目的の時点の4カウント以上前には、次のワザを思い描いていなければならないし、自分自身の動きを分かってもらう為には、半カウント前には、その予備動作に入っていなければならない。

こんな、「“仕込み”に精を出すものの“肝心の料理は味わえない”料理人」のような仕事が、「サルサ」を踊る男に課せられた宿命なのであります。

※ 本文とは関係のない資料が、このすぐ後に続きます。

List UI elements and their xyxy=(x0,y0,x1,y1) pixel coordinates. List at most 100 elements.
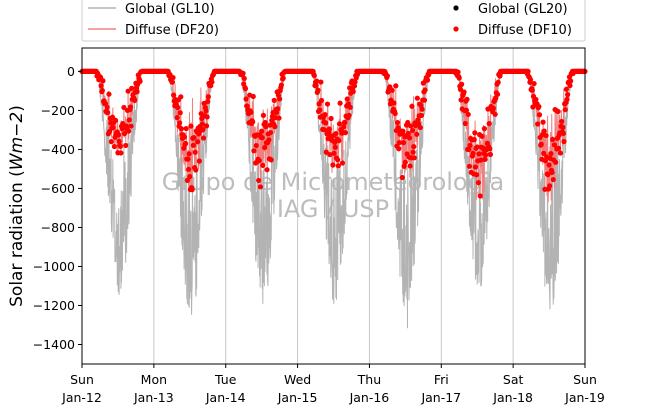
x-tick-weekday: Sun xyxy=(573,372,597,387)
diffuse-df10-point xyxy=(242,86,249,92)
diffuse-df10-point xyxy=(259,135,265,141)
diffuse-df10-point xyxy=(421,97,428,103)
diffuse-df10-point xyxy=(474,144,480,150)
x-grid xyxy=(153,48,514,364)
diffuse-df10-point xyxy=(422,87,428,93)
diffuse-df10-point xyxy=(393,83,399,89)
diffuse-df10-point xyxy=(262,144,268,151)
diffuse-df10-point xyxy=(494,91,501,97)
x-tick-date: Jan-12 xyxy=(61,390,102,405)
diffuse-df10-point xyxy=(550,136,556,143)
diffuse-df10-point xyxy=(459,81,465,87)
diffuse-df10-point xyxy=(203,108,209,114)
diffuse-df10-point xyxy=(199,121,205,127)
y-axis: 0 −200 −400 −600 −800 −1000 −1200 −1400 xyxy=(33,64,82,352)
x-tick-weekday: Sat xyxy=(503,372,524,387)
diffuse-df10-point xyxy=(189,187,195,193)
diffuse-df10-point xyxy=(190,142,196,148)
diffuse-df10-point xyxy=(263,124,269,130)
diffuse-df10-point xyxy=(121,131,128,137)
diffuse-df10-point xyxy=(331,150,337,156)
diffuse-df10-point xyxy=(424,77,431,83)
diffuse-df10-point xyxy=(546,162,552,168)
diffuse-df10-point xyxy=(550,176,556,183)
diffuse-df10-point xyxy=(399,174,405,181)
diffuse-df10-point xyxy=(280,75,286,81)
diffuse-df10-point xyxy=(466,146,472,152)
diffuse-df10-point xyxy=(414,95,420,101)
diffuse-df10-point xyxy=(175,104,181,111)
diffuse-df10-point xyxy=(495,79,501,85)
diffuse-df10-point xyxy=(538,141,544,147)
diffuse-df10-point xyxy=(411,144,417,150)
diffuse-df10-point xyxy=(335,157,341,163)
diffuse-df10-point xyxy=(321,127,328,133)
diffuse-df10-point xyxy=(243,96,249,102)
y-axis-label-main: Solar radiation ( xyxy=(7,170,27,307)
diffuse-df10-point xyxy=(470,150,476,156)
diffuse-df10-point xyxy=(326,126,332,132)
diffuse-df10-point xyxy=(268,157,274,163)
diffuse-df10-point xyxy=(406,135,413,141)
diffuse-df10-point xyxy=(560,130,567,137)
diffuse-df10-point xyxy=(533,96,539,103)
diffuse-df10-point xyxy=(256,177,262,184)
x-tick-date: Jan-17 xyxy=(420,390,461,405)
y-tick-label: −1400 xyxy=(33,337,75,352)
diffuse-df10-point xyxy=(405,119,411,126)
diffuse-df10-point xyxy=(465,111,471,118)
diffuse-df10-point xyxy=(487,151,493,158)
diffuse-df10-point xyxy=(467,142,473,149)
diffuse-df10-point xyxy=(527,77,534,83)
diffuse-df10-point xyxy=(462,120,468,127)
diffuse-df10-point xyxy=(272,124,278,130)
diffuse-df10-point xyxy=(178,94,184,100)
diffuse-df10-point xyxy=(205,98,211,105)
diffuse-df10-point xyxy=(543,132,549,139)
diffuse-df10-point xyxy=(191,135,197,141)
diffuse-df10-point xyxy=(205,94,211,100)
diffuse-df10-point xyxy=(542,158,549,164)
diffuse-df10-point xyxy=(350,89,356,95)
diffuse-df10-point xyxy=(253,142,259,149)
diffuse-df10-point xyxy=(415,117,421,123)
diffuse-df10-point xyxy=(478,157,484,163)
diffuse-df10-point xyxy=(271,97,277,103)
diffuse-df10-point xyxy=(389,87,395,93)
diffuse-df10-point xyxy=(127,104,134,110)
diffuse-df10-point xyxy=(541,150,547,156)
diffuse-df10-point xyxy=(182,140,189,147)
diffuse-df10-point xyxy=(185,166,192,172)
diffuse-df10-point xyxy=(551,142,558,148)
diffuse-df10-point xyxy=(116,138,122,144)
diffuse-df10-point xyxy=(324,101,331,107)
diffuse-df10-point xyxy=(260,162,266,168)
x-tick-weekday: Sun xyxy=(70,372,94,387)
diffuse-df10-point xyxy=(323,120,329,126)
diffuse-df10-point xyxy=(486,121,492,127)
diffuse-df10-point xyxy=(400,140,407,146)
legend-label-diffuse-df10: Diffuse (DF10) xyxy=(478,23,572,38)
diffuse-df10-point xyxy=(200,135,207,141)
diffuse-df10-point xyxy=(346,112,352,119)
diffuse-df10-point xyxy=(466,163,473,169)
diffuse-df10-point xyxy=(474,172,480,178)
x-tick-date: Jan-15 xyxy=(277,390,318,405)
diffuse-df10-point xyxy=(170,75,176,81)
diffuse-df10-point xyxy=(314,78,320,84)
diffuse-df10-point xyxy=(335,163,341,169)
legend-frame xyxy=(81,0,586,42)
y-axis-label: Solar radiation (Wm−2) xyxy=(7,105,27,307)
diffuse-df10-point xyxy=(418,112,425,118)
legend-label-diffuse-df20: Diffuse (DF20) xyxy=(125,23,219,38)
diffuse-df10-point xyxy=(333,130,339,137)
diffuse-df10-point xyxy=(400,128,406,134)
diffuse-df10-point xyxy=(266,137,272,143)
diffuse-df10-point xyxy=(240,70,246,76)
diffuse-df10-point xyxy=(472,130,478,136)
diffuse-df10-point xyxy=(548,151,554,157)
diffuse-df10-point xyxy=(174,115,180,121)
y-tick-label: −1200 xyxy=(33,298,75,313)
legend-label-global-gl20: Global (GL20) xyxy=(478,2,568,17)
diffuse-df10-point xyxy=(110,124,116,131)
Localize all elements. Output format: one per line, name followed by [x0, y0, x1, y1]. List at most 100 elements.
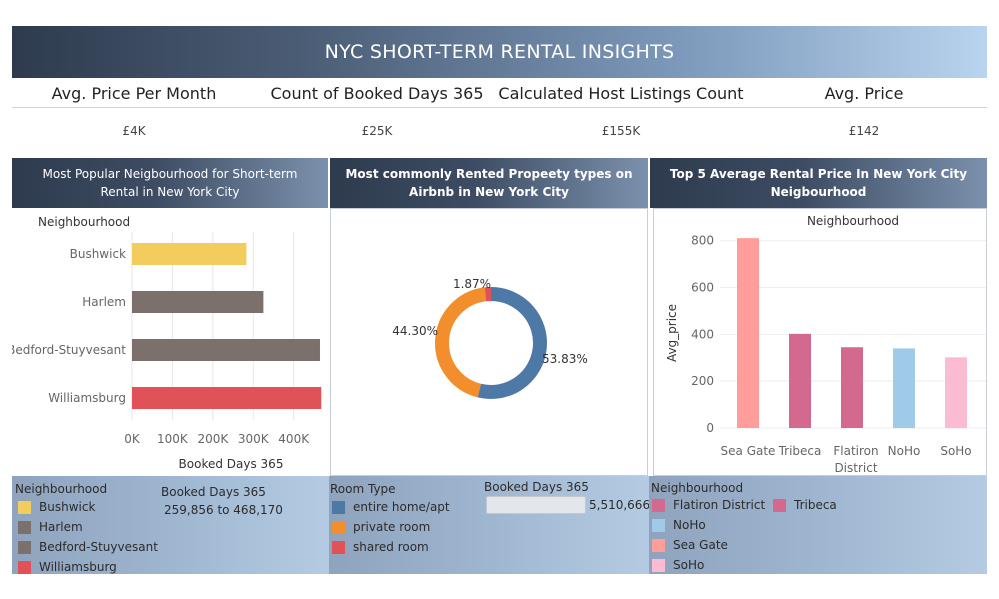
- legend-swatch: [18, 540, 31, 554]
- left-range-title: Booked Days 365: [161, 485, 266, 499]
- kpi-host-listings-label: Calculated Host Listings Count: [498, 84, 744, 103]
- chart-title: Neighbourhood: [807, 214, 899, 228]
- bar: [132, 387, 322, 409]
- legend-label: entire home/apt: [353, 500, 450, 514]
- category-label: Bushwick: [70, 247, 126, 261]
- left-panel-title: Most Popular Neigbourhood for Short-term…: [42, 167, 298, 199]
- y-axis-title: Neighbourhood: [38, 215, 130, 229]
- legend-item-entire-home[interactable]: entire home/apt: [332, 500, 450, 514]
- middle-range-title: Booked Days 365: [484, 480, 589, 494]
- legend-swatch: [18, 520, 31, 534]
- category-label: SoHo: [940, 444, 971, 458]
- avg-price-bar-chart: Neighbourhood 0 200 400 600 800 Avg_price Sea G…: [665, 214, 986, 475]
- dashboard-title: NYC SHORT-TERM RENTAL INSIGHTS: [324, 41, 675, 63]
- left-range-text: 259,856 to 468,170: [164, 503, 283, 517]
- legend-item-williamsburg[interactable]: Williamsburg: [18, 560, 117, 574]
- category-label: District: [834, 461, 877, 475]
- legend-label: SoHo: [673, 558, 705, 572]
- kpi-booked-days-value: £25K: [361, 124, 393, 138]
- kpi-host-listings-value: £155K: [601, 124, 641, 138]
- kpi-divider: [12, 107, 987, 108]
- middle-legend: Room Type entire home/apt private room s…: [329, 476, 649, 574]
- legend-item-shared-room[interactable]: shared room: [332, 540, 429, 554]
- kpi-avg-price-month-label: Avg. Price Per Month: [51, 84, 217, 103]
- room-type-donut-chart: 53.83% 44.30% 1.87%: [392, 277, 588, 399]
- x-tick-label: 400K: [278, 432, 310, 446]
- left-legend: Neighbourhood Bushwick Harlem Bedford-St…: [12, 476, 329, 574]
- middle-panel-body: 53.83% 44.30% 1.87%: [330, 208, 648, 476]
- legend-item-harlem[interactable]: Harlem: [18, 520, 83, 534]
- legend-swatch: [332, 520, 345, 534]
- legend-label: NoHo: [673, 518, 706, 532]
- bar: [132, 339, 320, 361]
- x-tick-label: 100K: [157, 432, 189, 446]
- right-panel-header: Top 5 Average Rental Price In New York C…: [650, 158, 987, 208]
- category-label: NoHo: [888, 444, 921, 458]
- legend-label: Flatiron District: [673, 498, 766, 512]
- legend-swatch: [18, 500, 31, 514]
- x-axis-title: Booked Days 365: [179, 457, 284, 471]
- legend-swatch: [18, 560, 31, 574]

当時は知らない方からのコメントやトラックバック依頼などもいくつか寄せられたのだが…。

たしかに前半分は喩えとして間違ってはいないだろう。
しかし今考えると、後半は我ながら勘違いも甚だしい。

当時受けていたレッスンの印象から、「女性に前もって知らせる」ことがリーダーの重要な役目であると、私は思い込んでいた。
しかし、On2に転向してからの経験と私なりの理論探求の結果、リード&フォローを成立させる上で最も重要なのは「リードを前もって教える」ことなんかではなく、男女双方が「加重の利いたステップをする」ことだと気付いたのだ。

その理由は次回以降の記事で詳しく述べることにする。

2011年3月6日日曜日

振り付けじゃない

昔、東京で参加した、あるレッスンの最中の出来事。

私が女性を右にターンさせようとしたら、その直前に彼女は左に回り始めた。

「ううん、ここは右回り。」と言いながら両手を使って動きをさえぎり、右にリードすると、その女性は「すみません。どっちに回るか、なかなか覚えられなくて…。」と謝った。
私は「どっちに回るかは女性が覚えることじゃないよ。女性は男性がリードする通りに動けばいいんだから。」と答えた。

この女性の問題点は2つある。

まず一つは、サルサダンスのレッスンに対する意識。
ルーティンを振り付けだと思って覚えようとしていることである。
ルーティンの流れを覚えるのは、リードする男性の役目である。対する女性はそのリードの受け方を覚えるのが仕事。もし女性が流れを覚えて動く意識しかなかったら、そのワザをフリーダンスの中で使われても、対応できない。

二つめが、男性がリードする前に動いてしまったこと。
一つめの問題点と関係しているのだが、リードに反応して動くべきところを自分の「見込み」や「思い込み」で動いてしまっては男性のリードを邪魔をするばかりか、二人の意気を損ないダンス全体に悪影響を及ぼしてしまう。

とにかく女性は心をまっさらにして、男性のリード通りに動く。
これが大切。
そして男性が何らかのリードをするまでは、基本ステップを続けるか、その場で足踏み。

言葉にするとすごく簡単なんだけど、これがなかなか出来ないんだよねぇ。。。